There is absolutely no evidence of an Aramaic original for any of the Gospels, so the safest interpretation is that Greek is the original language for all of them. They don't read like semitic translations, although many Jews were Hellenized by then and many were fluent in Greek and Latin, so it might still have been written by Jews.
The evolution of Christianity is by adding narratives to the septuagint Bible translations, not necessarily by creating translations of new Jewish narratives. The names, as they appear in Greek, are therefore the correct original names, and Jesus is Jesus (or most accurately Ye-sus). In Hebrew, Jesus is translated back from Greek as Ye-Shu, and this is the best redering of the name, since it is a Greek Jewish name, not a Jewish name translated to Greek.
There are those that try to marry biblical narratives to history, and deduce that the Jesus described in the Gospels must have been a Jewish fellow named Joshua. There is no textual evidence for this position, or historical evidence. The best hypothesis is that the stories of Jesus were written in Greek, as original narratives, loosely based on some vague Jewish sect traditions, but mostly based on merging Jewish and Greek traditions into a coherent whole.
The new testament contains as much Greek thinking as Jewish thinking, and it is a mistake to over-Jewify it. It is anti-Leviticus, it is against a literal law-reading of the Bible, and supports an internal spiritual tradition of eternal life, which is mirrored earlier in Plato's philosophy of eternal forms, and is Hellenistic.

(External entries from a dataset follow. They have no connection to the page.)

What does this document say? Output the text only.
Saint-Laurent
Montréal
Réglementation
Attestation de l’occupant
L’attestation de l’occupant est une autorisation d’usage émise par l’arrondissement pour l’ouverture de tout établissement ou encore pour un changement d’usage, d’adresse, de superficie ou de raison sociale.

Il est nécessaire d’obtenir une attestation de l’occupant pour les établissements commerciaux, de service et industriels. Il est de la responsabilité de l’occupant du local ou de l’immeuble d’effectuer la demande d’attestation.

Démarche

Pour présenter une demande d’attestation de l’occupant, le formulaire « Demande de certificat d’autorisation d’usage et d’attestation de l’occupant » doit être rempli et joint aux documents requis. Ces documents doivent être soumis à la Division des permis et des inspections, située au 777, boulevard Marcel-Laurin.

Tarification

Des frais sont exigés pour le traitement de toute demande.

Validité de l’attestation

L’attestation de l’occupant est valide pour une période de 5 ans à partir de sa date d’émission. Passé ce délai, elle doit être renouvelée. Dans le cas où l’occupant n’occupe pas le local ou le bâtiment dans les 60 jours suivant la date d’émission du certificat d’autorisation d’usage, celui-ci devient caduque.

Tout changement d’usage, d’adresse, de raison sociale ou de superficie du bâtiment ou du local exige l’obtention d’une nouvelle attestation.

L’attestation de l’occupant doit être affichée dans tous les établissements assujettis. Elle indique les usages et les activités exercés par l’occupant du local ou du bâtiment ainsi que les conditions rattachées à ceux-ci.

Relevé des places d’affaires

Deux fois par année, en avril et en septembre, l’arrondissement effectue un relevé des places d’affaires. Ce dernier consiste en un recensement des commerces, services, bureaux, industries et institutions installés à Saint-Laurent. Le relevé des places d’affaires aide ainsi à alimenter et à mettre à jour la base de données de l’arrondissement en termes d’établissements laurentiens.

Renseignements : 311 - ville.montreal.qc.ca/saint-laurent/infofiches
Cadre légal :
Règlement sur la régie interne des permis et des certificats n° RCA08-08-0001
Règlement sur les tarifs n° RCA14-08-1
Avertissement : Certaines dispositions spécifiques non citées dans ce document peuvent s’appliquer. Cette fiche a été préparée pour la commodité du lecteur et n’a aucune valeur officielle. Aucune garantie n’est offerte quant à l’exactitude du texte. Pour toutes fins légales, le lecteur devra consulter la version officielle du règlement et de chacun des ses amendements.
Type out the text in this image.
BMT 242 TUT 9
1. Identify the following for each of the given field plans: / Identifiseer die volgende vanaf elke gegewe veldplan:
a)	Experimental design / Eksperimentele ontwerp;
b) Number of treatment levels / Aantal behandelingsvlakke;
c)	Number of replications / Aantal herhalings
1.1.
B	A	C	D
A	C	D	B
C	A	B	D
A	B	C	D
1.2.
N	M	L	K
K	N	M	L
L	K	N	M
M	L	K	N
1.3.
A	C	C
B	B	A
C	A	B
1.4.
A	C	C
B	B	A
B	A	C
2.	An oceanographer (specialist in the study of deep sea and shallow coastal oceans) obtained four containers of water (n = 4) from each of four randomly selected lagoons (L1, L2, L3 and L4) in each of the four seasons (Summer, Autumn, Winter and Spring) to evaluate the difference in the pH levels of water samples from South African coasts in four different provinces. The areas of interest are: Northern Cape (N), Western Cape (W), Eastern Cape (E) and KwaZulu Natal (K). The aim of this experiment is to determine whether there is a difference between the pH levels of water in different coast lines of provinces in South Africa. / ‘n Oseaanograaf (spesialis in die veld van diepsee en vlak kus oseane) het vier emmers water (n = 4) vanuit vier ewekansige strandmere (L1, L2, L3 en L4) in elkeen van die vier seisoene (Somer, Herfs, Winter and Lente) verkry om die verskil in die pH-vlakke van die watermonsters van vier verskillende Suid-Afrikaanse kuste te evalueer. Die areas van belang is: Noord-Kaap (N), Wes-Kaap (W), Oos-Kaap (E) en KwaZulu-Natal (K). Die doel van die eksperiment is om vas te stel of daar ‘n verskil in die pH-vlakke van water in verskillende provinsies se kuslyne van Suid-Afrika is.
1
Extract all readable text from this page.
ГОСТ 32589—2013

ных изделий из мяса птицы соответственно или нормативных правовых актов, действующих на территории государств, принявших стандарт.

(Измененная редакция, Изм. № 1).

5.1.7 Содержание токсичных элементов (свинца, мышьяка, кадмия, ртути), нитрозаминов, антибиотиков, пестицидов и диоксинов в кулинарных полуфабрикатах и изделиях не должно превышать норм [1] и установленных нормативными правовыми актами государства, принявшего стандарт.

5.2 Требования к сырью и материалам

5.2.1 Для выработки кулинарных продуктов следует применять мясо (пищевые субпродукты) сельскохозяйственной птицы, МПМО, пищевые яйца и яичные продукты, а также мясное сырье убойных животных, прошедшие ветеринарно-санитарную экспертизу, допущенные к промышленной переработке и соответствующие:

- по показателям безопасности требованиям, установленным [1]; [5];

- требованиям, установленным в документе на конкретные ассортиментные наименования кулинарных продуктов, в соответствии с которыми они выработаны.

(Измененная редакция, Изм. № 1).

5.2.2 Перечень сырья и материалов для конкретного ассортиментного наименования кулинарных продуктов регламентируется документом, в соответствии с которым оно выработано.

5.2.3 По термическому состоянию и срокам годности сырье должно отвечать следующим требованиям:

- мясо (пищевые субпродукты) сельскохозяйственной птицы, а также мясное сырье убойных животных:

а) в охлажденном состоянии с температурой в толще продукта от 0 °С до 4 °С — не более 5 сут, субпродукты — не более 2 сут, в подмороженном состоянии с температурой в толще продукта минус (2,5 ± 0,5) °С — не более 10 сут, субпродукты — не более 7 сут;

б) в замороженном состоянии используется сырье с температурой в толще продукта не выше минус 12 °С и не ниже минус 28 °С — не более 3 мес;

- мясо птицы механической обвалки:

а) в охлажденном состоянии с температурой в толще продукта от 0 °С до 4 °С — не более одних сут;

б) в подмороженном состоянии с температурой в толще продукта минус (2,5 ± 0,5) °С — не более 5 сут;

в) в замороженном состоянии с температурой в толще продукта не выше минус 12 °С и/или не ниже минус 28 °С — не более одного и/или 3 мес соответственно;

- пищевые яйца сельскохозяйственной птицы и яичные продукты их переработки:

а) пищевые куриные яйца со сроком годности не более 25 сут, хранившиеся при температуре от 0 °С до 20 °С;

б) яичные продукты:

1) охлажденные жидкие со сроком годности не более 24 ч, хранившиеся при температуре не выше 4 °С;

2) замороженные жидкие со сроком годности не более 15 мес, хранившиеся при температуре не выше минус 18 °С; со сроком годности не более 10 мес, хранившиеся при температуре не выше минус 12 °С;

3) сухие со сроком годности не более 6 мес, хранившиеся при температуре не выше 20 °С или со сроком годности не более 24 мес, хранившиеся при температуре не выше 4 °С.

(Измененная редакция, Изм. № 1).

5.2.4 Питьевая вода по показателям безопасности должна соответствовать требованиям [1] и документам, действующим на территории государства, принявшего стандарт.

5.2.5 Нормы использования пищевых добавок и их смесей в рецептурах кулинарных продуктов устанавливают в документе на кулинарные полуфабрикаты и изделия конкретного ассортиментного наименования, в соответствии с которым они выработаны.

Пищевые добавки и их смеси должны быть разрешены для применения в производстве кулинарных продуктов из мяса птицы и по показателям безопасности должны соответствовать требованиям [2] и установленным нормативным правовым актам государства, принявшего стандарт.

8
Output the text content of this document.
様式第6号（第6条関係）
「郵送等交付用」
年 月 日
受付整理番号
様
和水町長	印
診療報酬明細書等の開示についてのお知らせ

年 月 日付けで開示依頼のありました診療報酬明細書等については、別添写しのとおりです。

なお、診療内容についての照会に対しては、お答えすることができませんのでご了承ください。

That some Jews were firmly in the Hellenistic tradition does not make the New Testament Jewish, although much of it is Pauline.
There is no historical reason to view the events depicted in the New Testament historically. Of the new testament figures, basically only Paul is a recognizable historical guy, and perhaps James the Just (who is mentioned by Josephus). Everything else is religious narrative, which is not reliable history, only (mostly) reliable spirituality.